Lack of clinical practice guidelines: There are no existing national guidelines for the management of hypertension in Cameroon. This contributes greatly to the lack of consistency and heterogeneity in practice with no relevant contextual reference document .
Relevant structures and institutions: The absence of an institution or structure with established outputs at the national level with a primary aim on prevention and rehabilitation of people with cardiovascular and NCDs related concerns. Potentially, this lack of resources will lead to poor and inconsistent sensitization and interventions that will be useful on a national scale.
Lack of relevant training for clinicians: There is a great need for effective relevant training around understanding individual risk factors and behavioral change strategies. This will strengthen clinicians’ abilities to effectively implement and support individuals with hypertension and NCDs in general. This can be organized as workshops and seminars for professional continuous development at the hospital/institutional level, regional and national levels.
To increase the use of non-pharmacological interventions for hypertension in Cameroon, it is important to raise awareness of the condition and its risk factors among both patients and clinicians. This can be done through public health campaigns, health education programs, the development and implementation of clinical practice guidelines on hypertension, and community outreach programs . Healthcare professionals including rehabilitation professionals should be educated on the importance of non-pharmacological interventions for hypertension and trained on how to implement them in their practice. As a rule, diet and behavioral modification are most effective when clear written and verbal explanations are given to patients, or their caregivers and they are encouraged to ask questions. Such interactions help to identify possible problems and provide monitoring and follow-up to increase compliance. A referral to a dietician, nutritionist, or nurse with experience would be beneficial .

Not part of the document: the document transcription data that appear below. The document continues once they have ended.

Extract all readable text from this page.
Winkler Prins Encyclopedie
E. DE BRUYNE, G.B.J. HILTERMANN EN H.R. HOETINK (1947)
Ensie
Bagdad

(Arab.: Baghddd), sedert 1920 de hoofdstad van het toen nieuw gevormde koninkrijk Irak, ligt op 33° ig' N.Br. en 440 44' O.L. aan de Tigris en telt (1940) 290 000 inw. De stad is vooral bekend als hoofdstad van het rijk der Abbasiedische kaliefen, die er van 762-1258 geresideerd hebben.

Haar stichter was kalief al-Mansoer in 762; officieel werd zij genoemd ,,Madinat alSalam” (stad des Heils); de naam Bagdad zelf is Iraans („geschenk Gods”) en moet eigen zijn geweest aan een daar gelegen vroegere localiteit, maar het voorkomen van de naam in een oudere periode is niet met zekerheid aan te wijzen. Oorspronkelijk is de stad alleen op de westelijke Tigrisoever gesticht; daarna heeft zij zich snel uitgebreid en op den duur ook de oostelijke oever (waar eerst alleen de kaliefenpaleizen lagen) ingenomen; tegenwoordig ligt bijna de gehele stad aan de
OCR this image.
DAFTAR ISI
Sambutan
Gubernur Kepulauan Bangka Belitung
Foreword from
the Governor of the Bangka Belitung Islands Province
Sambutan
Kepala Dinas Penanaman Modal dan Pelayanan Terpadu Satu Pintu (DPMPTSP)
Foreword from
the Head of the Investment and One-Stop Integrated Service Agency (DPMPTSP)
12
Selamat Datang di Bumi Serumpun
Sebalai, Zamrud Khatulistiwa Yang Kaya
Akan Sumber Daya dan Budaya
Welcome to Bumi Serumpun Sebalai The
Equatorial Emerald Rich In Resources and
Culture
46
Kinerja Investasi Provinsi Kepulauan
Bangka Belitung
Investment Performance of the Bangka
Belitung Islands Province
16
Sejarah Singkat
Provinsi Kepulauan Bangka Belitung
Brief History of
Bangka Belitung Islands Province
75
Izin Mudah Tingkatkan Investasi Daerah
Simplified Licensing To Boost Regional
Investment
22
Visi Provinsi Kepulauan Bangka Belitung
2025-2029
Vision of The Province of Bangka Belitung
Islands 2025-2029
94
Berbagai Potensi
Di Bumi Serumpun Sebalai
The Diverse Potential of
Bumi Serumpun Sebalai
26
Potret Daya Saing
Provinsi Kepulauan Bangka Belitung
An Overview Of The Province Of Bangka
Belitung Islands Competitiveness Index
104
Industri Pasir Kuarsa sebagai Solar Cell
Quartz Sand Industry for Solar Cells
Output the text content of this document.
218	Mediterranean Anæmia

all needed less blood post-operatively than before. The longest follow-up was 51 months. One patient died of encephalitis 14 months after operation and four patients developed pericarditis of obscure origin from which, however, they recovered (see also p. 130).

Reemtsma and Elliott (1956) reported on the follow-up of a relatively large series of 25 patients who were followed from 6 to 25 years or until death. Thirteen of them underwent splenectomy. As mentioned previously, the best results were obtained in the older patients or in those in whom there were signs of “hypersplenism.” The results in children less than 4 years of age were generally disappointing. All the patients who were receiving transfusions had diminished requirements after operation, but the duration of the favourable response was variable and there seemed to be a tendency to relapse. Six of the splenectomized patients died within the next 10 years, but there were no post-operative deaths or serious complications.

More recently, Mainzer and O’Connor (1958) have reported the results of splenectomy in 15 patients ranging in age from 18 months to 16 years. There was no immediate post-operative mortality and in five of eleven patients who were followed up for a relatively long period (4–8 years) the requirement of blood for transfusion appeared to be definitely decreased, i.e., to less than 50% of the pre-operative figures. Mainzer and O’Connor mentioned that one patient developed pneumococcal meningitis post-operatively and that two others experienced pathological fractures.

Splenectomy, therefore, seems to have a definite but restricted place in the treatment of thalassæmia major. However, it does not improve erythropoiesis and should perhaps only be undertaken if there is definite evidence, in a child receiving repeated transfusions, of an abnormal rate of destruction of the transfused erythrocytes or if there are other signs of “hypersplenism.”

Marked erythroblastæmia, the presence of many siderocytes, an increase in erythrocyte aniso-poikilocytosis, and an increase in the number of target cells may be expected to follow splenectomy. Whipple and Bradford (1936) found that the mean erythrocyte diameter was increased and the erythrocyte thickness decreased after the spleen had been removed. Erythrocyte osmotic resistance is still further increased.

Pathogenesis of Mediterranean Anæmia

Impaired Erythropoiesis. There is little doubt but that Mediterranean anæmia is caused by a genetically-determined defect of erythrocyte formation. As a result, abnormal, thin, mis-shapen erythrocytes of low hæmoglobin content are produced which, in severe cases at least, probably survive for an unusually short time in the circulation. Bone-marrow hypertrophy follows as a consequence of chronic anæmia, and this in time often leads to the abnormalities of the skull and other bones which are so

In addition, community-based programs should be implemented by the ministry of public health to support individuals with hypertension in making lifestyle and dietary changes. These programs can include weight loss support groups, physical activity programs, and smoking cessation programs. They can also include educational sessions on stress management and the importance of a healthy diet supported by a multidisciplinary team of clinicians .
Furthermore, policy changes are needed to address hypertension in Cameroon. For instance, policies that promote healthy eating and physical activity, such as the promotion of fruit and vegetable consumption and the creation of bike lanes and walking paths, can be implemented. Policies that limit the amount of salt in processed foods can also be put in place. Such policies can help create a supportive environment that makes it easier for people to make healthier choices .
Among the advantages, non-pharmacological interventions offer a substantial reduction in drug costs, a beneficial effect on other conditions, such as diabetes and hypercholesterolemia, and the avoidance or delay of potentially harmful drug treatments [5,6,9]. Cameroon's underutilization of non-pharmacological interventions warrants increased sensitization and uptake to improve the health of the population. The goal can be achieved by raising awareness of hypertension and its risk factors, educating health professionals, and implementing community-based programs.